Personnellement, j’ai beaucoup travaillé ma voix depuis mes débuts à la télévision. C’est surtout l’intonation qui donnait une image de froideur car le stress se communique très rapidement par la voix, en particulier chez les femmes. On me fait heureusement beaucoup moins ce reproche depuis quelque temps.
La notoriété a-t-elle changé quelque chose dans votre vie?
Généralement, on met du temps à me reconnaître dans la rue ou au supermarché car je suis habillée très différemment, alors on me fixe sans me «remettre» tout de suite! Je reçois beaucoup de courrier. Cela prend du temps, mais je réponds à tout, sauf aux demandes en mariage. J’en ai déjà reçu plusieurs! La plupart des messages sont cordiaux, certains correspondants commentent mon apparence, corrigent ma prononciation, d’autres envoient des cadeaux — une fois j’ai reçu 10 kg d’asperges! Les méchants sont généralement anonymes.
Contrairement à Darius Rochebin, je participe peu à la vie mondaine et j’évite d’apparaître dans la presse lorsqu’il s’agit de parler de ma vie privée car je veux préserver ma famille. D’ailleurs, ma vie familiale n’a pas changé. Je ne parle presque jamais de mon travail à la maison et je vais toujours courir deux ou trois fois par semaine pendant une heure. Il faut relativiser cette notoriété très régionale: dès que je pars en Espagne, comme cet été en vacances, personne me reconnaît.

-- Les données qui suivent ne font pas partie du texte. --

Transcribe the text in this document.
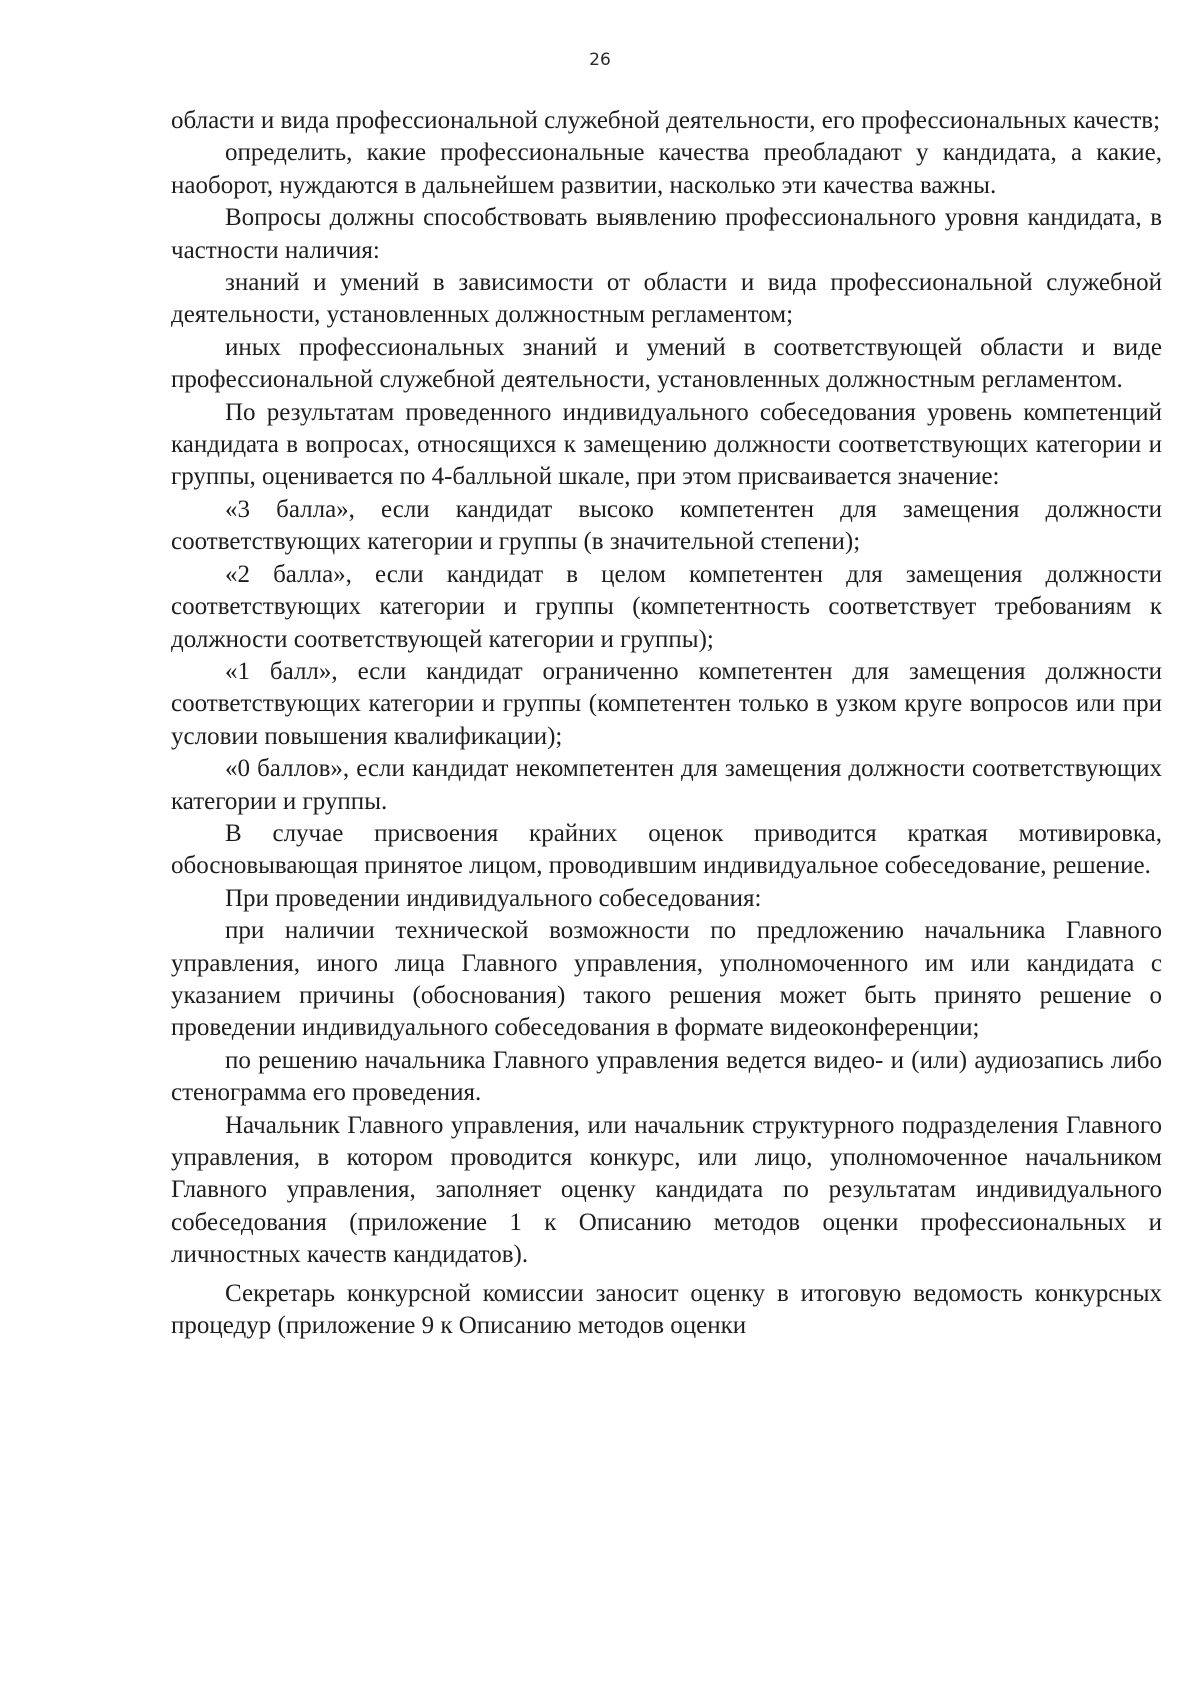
26

области и вида профессиональной служебной деятельности, его профессиональных качеств;

определить, какие профессиональные качества преобладают у кандидата, а какие, наоборот, нуждаются в дальнейшем развитии, насколько эти качества важны.

Вопросы должны способствовать выявлению профессионального уровня кандидата, в частности наличия:

знаний и умений в зависимости от области и вида профессиональной служебной деятельности, установленных должностным регламентом;

иных профессиональных знаний и умений в соответствующей области и виде профессиональной служебной деятельности, установленных должностным регламентом.

По результатам проведенного индивидуального собеседования уровень компетенций кандидата в вопросах, относящихся к замещению должности соответствующих категории и группы, оценивается по 4-балльной шкале, при этом присваивается значение:

«3 балла», если кандидат высоко компетентен для замещения должности соответствующих категории и группы (в значительной степени);

«2 балла», если кандидат в целом компетентен для замещения должности соответствующих категории и группы (компетентность соответствует требованиям к должности соответствующей категории и группы);

«1 балл», если кандидат ограниченно компетентен для замещения должности соответствующих категории и группы (компетентен только в узком круге вопросов или при условии повышения квалификации);

«0 баллов», если кандидат некомпетентен для замещения должности соответствующих категории и группы.

В случае присвоения крайних оценок приводится краткая мотивировка, обосновывающая принятое лицом, проводившим индивидуальное собеседование, решение.

При проведении индивидуального собеседования:

при наличии технической возможности по предложению начальника Главного управления, иного лица Главного управления, уполномоченного им или кандидата с указанием причины (обоснования) такого решения может быть принято решение о проведении индивидуального собеседования в формате видеоконференции;

по решению начальника Главного управления ведется видео- и (или) аудиозапись либо стенограмма его проведения.

Начальник Главного управления, или начальник структурного подразделения Главного управления, в котором проводится конкурс, или лицо, уполномоченное начальником Главного управления, заполняет оценку кандидата по результатам индивидуального собеседования (приложение 1 к Описанию методов оценки профессиональных и личностных качеств кандидатов).

Секретарь конкурсной комиссии заносит оценку в итоговую ведомость конкурсных процедур (приложение 9 к Описанию методов оценки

PPDA gagne 800’000 francs et Claire Chazal 400’000 francs par an. Et vous?
Je gagne environ 100’000 francs brut par an. C’est à peu près le salaire que je gagnais déjà comme journaliste, sauf que maintenant j’ai droit à une prime de 500 francs par mois pour la présentation du 19:30. C’est peu si l’on considère que j’engage fortement mon image en présentant l’émission la plus regardée de la TSR. Chaque soir, je dois être au meilleur de ma forme.
La TSR souffre du manque de concurrence sur le marché romand, c’est ce qui explique sa politique très égalitaire en matière salariale.
Qu’est-ce qui vous a poussé vers la télévision?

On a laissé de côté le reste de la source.